Grandiose though the ending of Steppenwolf is, many matters are left wholly or partly unresolved for me.  There are references to immortality and eternity, and the almost obligatory allusion to a return to a child-like state, which is presumably in part what endeared this work to the post World War 2 "counterculture".

During the Masked Ball scene, intoxication appears to be put forward as a kind of release from the constant striving, suffering, indiscretions and effort of life, but even this is not sufficient for Harry Haller.

The subsequent hallucinatory scenes offer additional clues, and build on the premise of a multi-layered human being.
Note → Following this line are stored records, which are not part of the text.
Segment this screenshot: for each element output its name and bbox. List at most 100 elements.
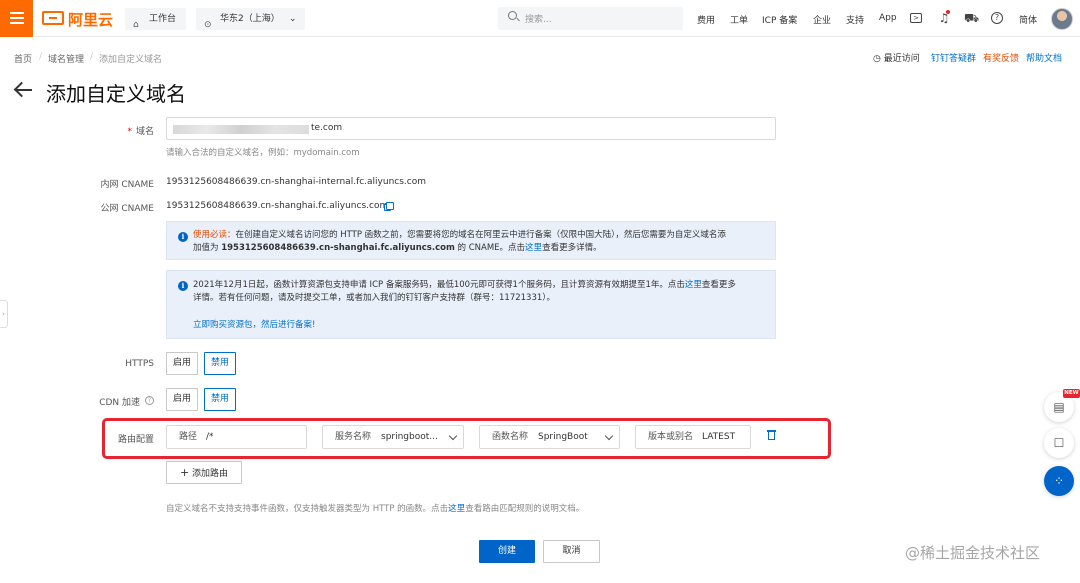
back-arrow-icon[interactable] <box>13 80 33 100</box>
question-icon[interactable]: ? <box>145 396 154 405</box>
region-label: 华东2（上海） <box>220 14 280 24</box>
nav-icp[interactable]: ICP 备案 <box>762 13 797 26</box>
feedback-link[interactable]: 有奖反馈 <box>983 51 1019 64</box>
https-label: HTTPS <box>125 359 154 369</box>
breadcrumb-separator: / <box>39 52 43 62</box>
service-value: springboot... <box>381 432 438 442</box>
https-disable-button[interactable]: 禁用 <box>204 352 236 375</box>
notice-line2-c: 查看更多详情。 <box>542 243 602 253</box>
page-title: 添加自定义域名 <box>46 82 186 106</box>
function-key: 函数名称 <box>492 432 529 442</box>
redacted-domain <box>173 125 309 134</box>
chevron-down-icon <box>448 431 458 441</box>
domain-input[interactable]: te.com <box>166 117 776 140</box>
nav-app[interactable]: App <box>879 13 897 23</box>
notice-line1: 在创建自定义域名访问您的 HTTP 函数之前，您需要将您的域名在阿里云中进行备案… <box>235 230 726 240</box>
watermark: @稀土掘金技术社区 <box>905 544 1041 562</box>
notice-here-link[interactable]: 这里 <box>525 243 542 253</box>
public-cname-label: 公网 CNAME <box>100 204 155 214</box>
icp-here-link[interactable]: 这里 <box>685 280 702 290</box>
breadcrumb-separator: / <box>90 52 94 62</box>
version-key: 版本或别名 <box>648 432 694 442</box>
nav-support[interactable]: 支持 <box>846 13 864 26</box>
internal-cname-label: 内网 CNAME <box>100 180 155 190</box>
help-icon[interactable]: ? <box>991 12 1003 24</box>
version-alias-input[interactable]: 版本或别名 LATEST <box>635 425 751 449</box>
help-docs-link[interactable]: 帮助文档 <box>1026 51 1062 64</box>
cancel-button[interactable]: 取消 <box>543 540 600 563</box>
usage-notice: i 使用必读：在创建自定义域名访问您的 HTTP 函数之前，您需要将您的域名在阿… <box>166 221 776 260</box>
terminal-icon[interactable]: > <box>910 13 922 23</box>
breadcrumb-home[interactable]: 首页 <box>14 52 32 65</box>
cdn-enable-button[interactable]: 启用 <box>166 388 198 411</box>
avatar[interactable] <box>1051 8 1073 30</box>
nav-ticket[interactable]: 工单 <box>730 13 748 26</box>
notice-prefix: 使用必读： <box>193 230 236 240</box>
info-icon: i <box>178 281 188 291</box>
footer-note-b: 查看路由匹配规则的说明文档。 <box>465 504 585 514</box>
new-badge: NEW <box>1063 389 1080 398</box>
notice-line2-a: 加值为 <box>193 243 222 253</box>
domain-label-text: 域名 <box>135 127 154 137</box>
version-value: LATEST <box>702 432 736 442</box>
chevron-right-icon[interactable]: › <box>0 300 8 328</box>
top-bar: 阿里云 ⌂ 工作台 ⊙ 华东2（上海） ⌄ 搜索... 费用 工单 ICP 备案… <box>0 0 1080 37</box>
workbench-button[interactable]: ⌂ 工作台 <box>125 8 186 30</box>
service-key: 服务名称 <box>335 432 372 442</box>
location-icon: ⊙ <box>204 20 212 30</box>
breadcrumb-current: 添加自定义域名 <box>99 55 163 65</box>
https-enable-button[interactable]: 启用 <box>166 352 198 375</box>
recent-visits-link[interactable]: ◷ 最近访问 <box>873 51 920 64</box>
nav-enterprise[interactable]: 企业 <box>813 13 831 26</box>
internal-cname-value: 1953125608486639.cn-shanghai-internal.fc… <box>166 177 427 187</box>
domain-help-text: 请输入合法的自定义域名，例如：mydomain.com <box>166 148 360 158</box>
search-icon <box>508 11 517 20</box>
notification-dot <box>946 10 950 14</box>
logo-text[interactable]: 阿里云 <box>68 9 113 30</box>
footer-note-a: 自定义域名不支持支持事件函数，仅支持触发器类型为 HTTP 的函数。点击 <box>166 504 449 514</box>
create-button[interactable]: 创建 <box>479 540 535 563</box>
workbench-label: 工作台 <box>149 14 177 24</box>
add-route-label: 添加路由 <box>192 469 229 479</box>
public-cname-value: 1953125608486639.cn-shanghai.fc.aliyuncs… <box>166 201 389 211</box>
plus-icon: + <box>179 466 190 479</box>
aliyun-logo-icon[interactable] <box>42 11 64 25</box>
path-key: 路径 <box>179 432 198 442</box>
cart-icon[interactable]: ⛟ <box>964 11 979 25</box>
service-name-select[interactable]: 服务名称 springboot... <box>322 425 464 449</box>
region-selector[interactable]: ⊙ 华东2（上海） ⌄ <box>196 8 305 30</box>
route-footer-note: 自定义域名不支持支持事件函数，仅支持触发器类型为 HTTP 的函数。点击这里查看… <box>166 502 584 514</box>
menu-icon[interactable] <box>0 0 33 37</box>
nav-billing[interactable]: 费用 <box>697 13 715 26</box>
icp-line2: 详情。若有任何问题，请及时提交工单，或者加入我们的钉钉客户支持群（群号：1172… <box>193 293 556 303</box>
info-icon: i <box>178 232 188 242</box>
notice-cname-bold: 1953125608486639.cn-shanghai.fc.aliyuncs… <box>221 243 455 253</box>
function-name-select[interactable]: 函数名称 SpringBoot <box>479 425 620 449</box>
buy-package-link[interactable]: 立即购买资源包，然后进行备案! <box>193 319 315 332</box>
search-input[interactable]: 搜索... <box>498 7 683 30</box>
breadcrumb-domain-management[interactable]: 域名管理 <box>48 52 84 65</box>
function-value: SpringBoot <box>538 432 588 442</box>
path-value: /* <box>206 432 214 442</box>
search-placeholder: 搜索... <box>525 15 552 25</box>
delete-route-icon[interactable] <box>767 429 776 440</box>
apps-grid-icon[interactable]: ⁘ <box>1044 466 1074 496</box>
icp-notice: i 2021年12月1日起，函数计算资源包支持申请 ICP 备案服务码，最低10… <box>166 270 776 339</box>
required-mark: * <box>127 127 132 137</box>
domain-label: * 域名 <box>90 124 154 137</box>
recent-visits-label: 最近访问 <box>883 54 920 64</box>
cdn-disable-button[interactable]: 禁用 <box>204 388 236 411</box>
icp-line1-a: 2021年12月1日起，函数计算资源包支持申请 ICP 备案服务码，最低100元… <box>193 280 685 290</box>
clock-icon: ◷ <box>873 54 881 64</box>
dingtalk-group-link[interactable]: 钉钉答疑群 <box>931 51 976 64</box>
route-rules-link[interactable]: 这里 <box>448 504 465 514</box>
chat-icon[interactable]: ☐ <box>1044 428 1074 458</box>
add-route-button[interactable]: + 添加路由 <box>166 461 242 484</box>
chevron-down-icon <box>604 431 614 441</box>
route-path-input[interactable]: 路径 /* <box>166 425 307 449</box>
domain-value-suffix: te.com <box>311 123 343 133</box>
copy-icon[interactable] <box>384 202 394 211</box>
usage-notice-text: 使用必读：在创建自定义域名访问您的 HTTP 函数之前，您需要将您的域名在阿里云… <box>193 229 771 255</box>
language-switch[interactable]: 简体 <box>1019 13 1037 26</box>
icp-notice-text: 2021年12月1日起，函数计算资源包支持申请 ICP 备案服务码，最低100元… <box>193 279 771 305</box>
The killing of Hermine by Haller (the Steppenwolf) provides persuasive hints that the animalistic side of him was still lurking, the irony being that she prevailed upon him to end her life in exchange for tutoring him in the ways of her social milieu.

So is life for most of us a never-ending struggle, characterised by our constant shuffling of the various pieces of our multi-faceted personality, and not finalised by even death itself?

Another thought which increasingly weighed on my mind as I progressed through Steppenwolf  was that rather than simply taking life too seriously, some of us fail to take some aspects of life, and our "souls", seriously enough. A balancing is desirable.

Even allowing for the outwardly downbeat ending, some optimistic notes are still struck towards the end of the story. We all have it within our power to change, but our "souls" need to be unlocked, and this may entail the assistance of others.

Not as linear as Siddhartha, or as enriching as The Glass Bead Game, Steppenwolf is nevertheless a work which will continue to provoke much thought and reflection among many people.